Lefty Democrats don't care, of course, because for them, US capitalism is a post-colonial system of oppression that needs to be shut down anyway. Righty Republicans hate the fact that Bernanke flooded the earlier problem with money--ignorant of the fact that it was his only choice. Everyone in the middle--most of us--is being completely ignored. The country may want some elements of the system to be repaired, but they don't want the whole system trashed. At the end of the day, they still like it.

Mark this: If the Fools on the Hill keep this up, the market will waterfall like you've never seen it before. If Ben Bernanke is not reconfirmed next week, you'd better get your money into your mattress, because that will be about the only safe place left for it.

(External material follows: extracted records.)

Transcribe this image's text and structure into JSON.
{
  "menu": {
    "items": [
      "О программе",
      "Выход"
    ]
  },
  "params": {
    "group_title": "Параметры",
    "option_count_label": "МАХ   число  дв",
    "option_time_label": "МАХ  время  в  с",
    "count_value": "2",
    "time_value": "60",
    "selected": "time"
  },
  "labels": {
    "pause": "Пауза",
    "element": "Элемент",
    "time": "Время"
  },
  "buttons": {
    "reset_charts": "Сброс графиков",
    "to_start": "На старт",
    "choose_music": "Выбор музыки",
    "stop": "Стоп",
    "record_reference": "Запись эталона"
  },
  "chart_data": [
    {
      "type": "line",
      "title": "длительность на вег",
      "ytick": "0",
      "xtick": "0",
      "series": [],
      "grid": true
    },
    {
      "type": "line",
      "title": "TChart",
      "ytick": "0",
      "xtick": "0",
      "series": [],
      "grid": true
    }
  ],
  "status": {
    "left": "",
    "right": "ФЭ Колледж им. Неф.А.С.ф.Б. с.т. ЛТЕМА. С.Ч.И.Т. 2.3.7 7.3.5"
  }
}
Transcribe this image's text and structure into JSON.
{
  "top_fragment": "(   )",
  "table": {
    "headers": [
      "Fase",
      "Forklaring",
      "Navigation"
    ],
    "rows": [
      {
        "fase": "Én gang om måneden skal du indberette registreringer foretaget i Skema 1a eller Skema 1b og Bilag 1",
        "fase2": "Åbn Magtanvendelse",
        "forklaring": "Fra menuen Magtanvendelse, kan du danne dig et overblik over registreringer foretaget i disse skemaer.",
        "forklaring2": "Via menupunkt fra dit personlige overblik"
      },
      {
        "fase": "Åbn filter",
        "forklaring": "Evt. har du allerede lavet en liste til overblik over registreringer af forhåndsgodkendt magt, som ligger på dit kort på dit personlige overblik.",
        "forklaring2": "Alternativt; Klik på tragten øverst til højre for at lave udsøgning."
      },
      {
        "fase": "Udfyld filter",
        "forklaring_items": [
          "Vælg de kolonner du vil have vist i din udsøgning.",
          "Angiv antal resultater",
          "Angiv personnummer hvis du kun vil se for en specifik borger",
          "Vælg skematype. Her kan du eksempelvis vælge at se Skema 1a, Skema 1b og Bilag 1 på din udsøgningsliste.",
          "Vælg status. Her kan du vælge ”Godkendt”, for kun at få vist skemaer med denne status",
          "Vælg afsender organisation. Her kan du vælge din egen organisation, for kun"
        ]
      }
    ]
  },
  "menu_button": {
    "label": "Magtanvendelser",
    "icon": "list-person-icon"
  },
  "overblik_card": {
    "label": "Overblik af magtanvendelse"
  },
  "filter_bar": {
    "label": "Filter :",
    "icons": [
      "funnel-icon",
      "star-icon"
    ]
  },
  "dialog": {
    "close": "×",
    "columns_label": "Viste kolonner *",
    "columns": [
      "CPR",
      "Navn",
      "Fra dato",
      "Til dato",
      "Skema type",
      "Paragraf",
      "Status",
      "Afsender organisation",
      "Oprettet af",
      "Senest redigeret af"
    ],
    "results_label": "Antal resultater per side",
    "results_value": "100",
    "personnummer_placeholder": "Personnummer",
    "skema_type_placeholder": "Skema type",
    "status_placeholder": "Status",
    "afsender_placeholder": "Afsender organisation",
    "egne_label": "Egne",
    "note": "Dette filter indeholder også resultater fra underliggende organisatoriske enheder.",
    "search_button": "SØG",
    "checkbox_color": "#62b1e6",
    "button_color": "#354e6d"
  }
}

UPDATE: Looks like I'm not the only voice crying in the wilderness here. Jennifer Rubin writes:
Pundits debate whether Obama’s new populist red meat will “work” — that is, allow him to recover his political footing. But if he unnerves the markets and spooks investors, he’ll be in further trouble. After all, he might insist that the economy is all George W. Bush’s fault, but fewer and fewer voters are buying that. And if his own policies — spending with abandon, pursuing a junk-a-thon stimulus plan, spending a year on the job-killing ObamaCare and cap-and-trade, and now frightening the financial markets – have paralyzed employers, then he surely is accountable for those results.